Known as Global Ties U.S., it is a non-profit, privately-sector organization that is responsible for managing the International Visitor Leadership Program. The IVLP is the flagship program funded by the Department of State which brings in international professionals and government leaders, nominated by the respective U.S. embassies in their countries, for short visits to the United States to learn best practices from their counterparts. The IVLP is a successful program for its participants because of this collaboration between the public and private sectors. The Department of State selects the participants and provides the funding for the program (which is dispersed throughout organizations within the network run by Global Ties U.S.), and private-sector organizations, either National Program Agencies (those with a national scope i.e. IIE, World Learning, Cultural Vistas) or Community-Based Organizations (local in scope i.e. WorldChicago, International Visitors Council of Los Angeles), take care of the programs for participants while they are in America. Global Ties U.S. acts as the liaison, in essence, between the DOS and the private-sector organizations.

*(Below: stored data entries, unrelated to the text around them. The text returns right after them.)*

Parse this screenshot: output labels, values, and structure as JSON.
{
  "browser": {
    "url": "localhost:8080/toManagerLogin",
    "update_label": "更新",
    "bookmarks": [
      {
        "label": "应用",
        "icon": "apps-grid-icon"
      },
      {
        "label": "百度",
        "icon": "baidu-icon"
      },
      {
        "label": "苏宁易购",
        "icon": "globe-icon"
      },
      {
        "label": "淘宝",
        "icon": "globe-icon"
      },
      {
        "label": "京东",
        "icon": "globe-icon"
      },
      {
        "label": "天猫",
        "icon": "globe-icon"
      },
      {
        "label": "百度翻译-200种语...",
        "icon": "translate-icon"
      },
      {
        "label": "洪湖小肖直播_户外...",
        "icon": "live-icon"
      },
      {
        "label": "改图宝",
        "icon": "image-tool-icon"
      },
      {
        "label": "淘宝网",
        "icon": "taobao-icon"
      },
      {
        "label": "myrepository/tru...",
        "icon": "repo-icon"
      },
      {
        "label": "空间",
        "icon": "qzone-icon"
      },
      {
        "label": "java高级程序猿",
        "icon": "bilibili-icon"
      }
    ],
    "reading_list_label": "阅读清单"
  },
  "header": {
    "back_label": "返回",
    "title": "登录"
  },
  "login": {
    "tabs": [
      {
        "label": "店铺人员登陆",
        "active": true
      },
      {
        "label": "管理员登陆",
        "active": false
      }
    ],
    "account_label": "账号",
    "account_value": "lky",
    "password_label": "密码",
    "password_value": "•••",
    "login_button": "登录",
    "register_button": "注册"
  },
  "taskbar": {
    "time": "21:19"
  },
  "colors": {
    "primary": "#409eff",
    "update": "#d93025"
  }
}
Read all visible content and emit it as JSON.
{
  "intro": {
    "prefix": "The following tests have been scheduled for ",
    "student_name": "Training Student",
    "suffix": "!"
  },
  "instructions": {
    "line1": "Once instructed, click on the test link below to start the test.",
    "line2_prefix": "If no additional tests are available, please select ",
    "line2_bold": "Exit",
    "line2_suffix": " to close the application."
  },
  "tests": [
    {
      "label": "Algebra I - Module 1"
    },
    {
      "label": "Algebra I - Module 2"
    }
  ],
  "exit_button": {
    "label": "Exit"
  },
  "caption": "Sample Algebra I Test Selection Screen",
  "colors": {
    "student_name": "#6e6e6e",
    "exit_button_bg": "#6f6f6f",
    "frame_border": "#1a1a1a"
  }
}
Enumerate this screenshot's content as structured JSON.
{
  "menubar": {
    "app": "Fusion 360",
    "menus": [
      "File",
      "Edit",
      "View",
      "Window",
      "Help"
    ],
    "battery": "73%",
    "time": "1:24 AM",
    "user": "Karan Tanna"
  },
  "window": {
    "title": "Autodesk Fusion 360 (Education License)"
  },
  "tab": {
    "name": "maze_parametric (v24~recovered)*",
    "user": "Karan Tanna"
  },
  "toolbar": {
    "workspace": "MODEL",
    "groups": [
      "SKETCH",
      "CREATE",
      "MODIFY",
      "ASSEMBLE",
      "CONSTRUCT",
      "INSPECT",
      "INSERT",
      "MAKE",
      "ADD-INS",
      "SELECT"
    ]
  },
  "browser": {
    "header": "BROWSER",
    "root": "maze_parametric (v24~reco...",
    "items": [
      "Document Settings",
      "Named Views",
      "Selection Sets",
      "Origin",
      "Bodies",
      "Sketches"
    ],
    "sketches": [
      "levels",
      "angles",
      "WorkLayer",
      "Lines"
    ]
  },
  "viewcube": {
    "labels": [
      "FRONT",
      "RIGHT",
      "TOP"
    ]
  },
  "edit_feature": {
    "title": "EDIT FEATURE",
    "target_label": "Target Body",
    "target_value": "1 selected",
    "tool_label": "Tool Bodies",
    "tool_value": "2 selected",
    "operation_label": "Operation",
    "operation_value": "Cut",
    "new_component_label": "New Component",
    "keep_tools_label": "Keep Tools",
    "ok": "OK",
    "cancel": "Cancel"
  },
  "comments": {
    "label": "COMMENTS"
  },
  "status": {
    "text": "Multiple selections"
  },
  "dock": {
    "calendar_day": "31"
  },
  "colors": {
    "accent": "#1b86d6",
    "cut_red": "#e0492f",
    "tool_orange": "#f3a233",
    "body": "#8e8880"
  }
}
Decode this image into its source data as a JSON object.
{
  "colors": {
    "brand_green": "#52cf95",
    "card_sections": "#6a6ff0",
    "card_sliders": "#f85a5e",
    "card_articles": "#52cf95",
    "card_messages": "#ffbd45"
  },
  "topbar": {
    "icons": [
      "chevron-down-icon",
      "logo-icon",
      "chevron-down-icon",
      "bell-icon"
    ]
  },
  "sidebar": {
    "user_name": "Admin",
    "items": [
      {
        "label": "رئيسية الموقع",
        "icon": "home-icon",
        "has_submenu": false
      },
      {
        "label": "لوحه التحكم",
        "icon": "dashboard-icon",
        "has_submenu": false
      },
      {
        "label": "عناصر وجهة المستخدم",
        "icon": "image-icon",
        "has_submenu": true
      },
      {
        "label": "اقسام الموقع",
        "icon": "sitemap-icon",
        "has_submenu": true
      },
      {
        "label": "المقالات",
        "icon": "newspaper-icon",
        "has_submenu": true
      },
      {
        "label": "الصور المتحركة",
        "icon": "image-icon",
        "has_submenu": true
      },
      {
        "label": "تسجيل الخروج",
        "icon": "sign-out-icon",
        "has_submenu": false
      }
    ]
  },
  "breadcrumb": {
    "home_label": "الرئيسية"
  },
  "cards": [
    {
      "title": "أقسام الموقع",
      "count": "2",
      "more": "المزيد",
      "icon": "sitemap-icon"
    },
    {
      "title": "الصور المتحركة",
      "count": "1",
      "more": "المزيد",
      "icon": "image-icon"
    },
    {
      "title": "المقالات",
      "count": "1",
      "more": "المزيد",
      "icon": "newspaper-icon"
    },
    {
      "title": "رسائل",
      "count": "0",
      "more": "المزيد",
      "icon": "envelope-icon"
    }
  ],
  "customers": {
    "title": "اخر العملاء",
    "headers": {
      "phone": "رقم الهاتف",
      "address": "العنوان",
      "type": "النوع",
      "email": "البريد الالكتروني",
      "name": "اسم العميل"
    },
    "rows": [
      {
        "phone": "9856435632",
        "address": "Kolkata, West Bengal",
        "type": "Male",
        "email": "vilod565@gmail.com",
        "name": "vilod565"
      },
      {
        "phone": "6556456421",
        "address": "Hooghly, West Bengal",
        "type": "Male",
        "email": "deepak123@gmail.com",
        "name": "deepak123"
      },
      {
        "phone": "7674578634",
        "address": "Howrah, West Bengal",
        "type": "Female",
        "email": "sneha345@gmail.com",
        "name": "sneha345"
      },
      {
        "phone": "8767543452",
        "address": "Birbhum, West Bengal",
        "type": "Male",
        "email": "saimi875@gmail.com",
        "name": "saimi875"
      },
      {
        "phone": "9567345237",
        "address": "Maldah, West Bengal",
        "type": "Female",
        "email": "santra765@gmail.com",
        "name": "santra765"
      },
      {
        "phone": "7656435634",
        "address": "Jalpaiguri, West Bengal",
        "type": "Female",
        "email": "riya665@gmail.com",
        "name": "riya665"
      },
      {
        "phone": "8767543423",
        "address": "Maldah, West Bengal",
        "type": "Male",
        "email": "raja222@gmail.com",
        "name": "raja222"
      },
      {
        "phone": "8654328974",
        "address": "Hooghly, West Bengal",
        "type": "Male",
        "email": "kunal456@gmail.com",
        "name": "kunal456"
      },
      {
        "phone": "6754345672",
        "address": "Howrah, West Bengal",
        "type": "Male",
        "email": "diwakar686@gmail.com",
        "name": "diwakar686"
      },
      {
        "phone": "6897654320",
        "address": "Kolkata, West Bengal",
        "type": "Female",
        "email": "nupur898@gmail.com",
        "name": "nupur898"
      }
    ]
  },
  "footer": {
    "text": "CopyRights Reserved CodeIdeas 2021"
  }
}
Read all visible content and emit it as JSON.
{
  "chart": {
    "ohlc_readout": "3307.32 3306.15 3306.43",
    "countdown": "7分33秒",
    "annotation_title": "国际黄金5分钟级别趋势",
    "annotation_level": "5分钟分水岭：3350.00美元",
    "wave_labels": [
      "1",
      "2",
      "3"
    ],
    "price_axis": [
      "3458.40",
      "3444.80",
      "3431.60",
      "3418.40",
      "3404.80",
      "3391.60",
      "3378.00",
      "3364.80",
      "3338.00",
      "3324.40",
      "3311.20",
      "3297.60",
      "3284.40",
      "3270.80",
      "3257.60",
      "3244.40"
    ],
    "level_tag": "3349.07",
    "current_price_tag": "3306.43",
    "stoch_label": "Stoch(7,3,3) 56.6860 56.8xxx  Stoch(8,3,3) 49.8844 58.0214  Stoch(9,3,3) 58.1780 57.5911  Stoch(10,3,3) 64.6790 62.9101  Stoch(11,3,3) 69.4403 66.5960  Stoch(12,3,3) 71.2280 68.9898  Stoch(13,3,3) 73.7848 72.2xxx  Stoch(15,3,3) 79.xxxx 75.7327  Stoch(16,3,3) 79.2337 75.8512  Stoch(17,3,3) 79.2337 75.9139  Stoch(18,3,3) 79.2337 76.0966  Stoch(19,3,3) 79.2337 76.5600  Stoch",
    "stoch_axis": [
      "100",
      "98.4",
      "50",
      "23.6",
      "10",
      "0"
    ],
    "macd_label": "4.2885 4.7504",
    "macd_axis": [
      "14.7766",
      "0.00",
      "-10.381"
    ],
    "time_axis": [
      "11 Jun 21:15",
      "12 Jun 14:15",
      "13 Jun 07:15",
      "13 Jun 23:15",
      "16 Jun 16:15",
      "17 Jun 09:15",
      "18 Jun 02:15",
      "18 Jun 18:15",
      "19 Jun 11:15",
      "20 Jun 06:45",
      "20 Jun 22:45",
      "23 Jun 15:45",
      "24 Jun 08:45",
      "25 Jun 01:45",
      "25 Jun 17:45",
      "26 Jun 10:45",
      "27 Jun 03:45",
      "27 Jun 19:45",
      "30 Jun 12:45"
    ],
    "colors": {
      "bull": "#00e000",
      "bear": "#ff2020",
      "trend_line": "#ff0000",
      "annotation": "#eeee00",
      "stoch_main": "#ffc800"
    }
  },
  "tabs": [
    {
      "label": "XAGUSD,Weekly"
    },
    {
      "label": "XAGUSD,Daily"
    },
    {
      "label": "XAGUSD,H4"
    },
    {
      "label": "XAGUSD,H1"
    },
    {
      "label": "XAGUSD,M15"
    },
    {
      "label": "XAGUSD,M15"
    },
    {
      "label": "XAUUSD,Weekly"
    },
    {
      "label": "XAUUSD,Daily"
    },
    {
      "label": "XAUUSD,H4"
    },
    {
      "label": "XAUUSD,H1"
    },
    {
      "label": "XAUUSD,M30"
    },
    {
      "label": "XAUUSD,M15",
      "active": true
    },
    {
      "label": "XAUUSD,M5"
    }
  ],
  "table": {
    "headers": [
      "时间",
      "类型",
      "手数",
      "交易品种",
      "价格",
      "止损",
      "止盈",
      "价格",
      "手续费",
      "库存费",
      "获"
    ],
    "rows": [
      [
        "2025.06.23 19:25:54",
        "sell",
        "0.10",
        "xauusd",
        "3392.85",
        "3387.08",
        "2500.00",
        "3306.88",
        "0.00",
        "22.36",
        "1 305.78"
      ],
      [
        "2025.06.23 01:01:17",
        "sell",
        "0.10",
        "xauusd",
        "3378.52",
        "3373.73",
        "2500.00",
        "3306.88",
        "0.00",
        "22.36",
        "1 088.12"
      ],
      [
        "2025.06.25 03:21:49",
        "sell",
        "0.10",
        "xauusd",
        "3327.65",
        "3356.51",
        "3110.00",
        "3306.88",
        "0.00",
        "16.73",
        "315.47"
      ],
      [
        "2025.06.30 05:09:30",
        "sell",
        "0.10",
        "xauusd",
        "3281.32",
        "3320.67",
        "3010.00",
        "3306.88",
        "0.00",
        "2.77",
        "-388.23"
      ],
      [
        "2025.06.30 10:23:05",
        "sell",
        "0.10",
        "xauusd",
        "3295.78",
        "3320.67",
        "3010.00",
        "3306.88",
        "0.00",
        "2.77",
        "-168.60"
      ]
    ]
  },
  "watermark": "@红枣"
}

The program is successful because the public sector provides the monetary capital to ensure the program is operational, but the private sector, whose interests may or may not align with those of the government, is in control of what the participants do, see, and experience whilst in the States. This prevents the government from enacting a program that is pro-state at the expense of domestic reality. This increases the amount of credibility and cache of the program (an idea constantly addressed by Joseph Nye in some of the earlier readings we had this semester), which ultimately benefits the participants in allowing them to achieve their goal of learning best practices from counterparts in the states while gaining a more comprehensive and complete picture of what America really is.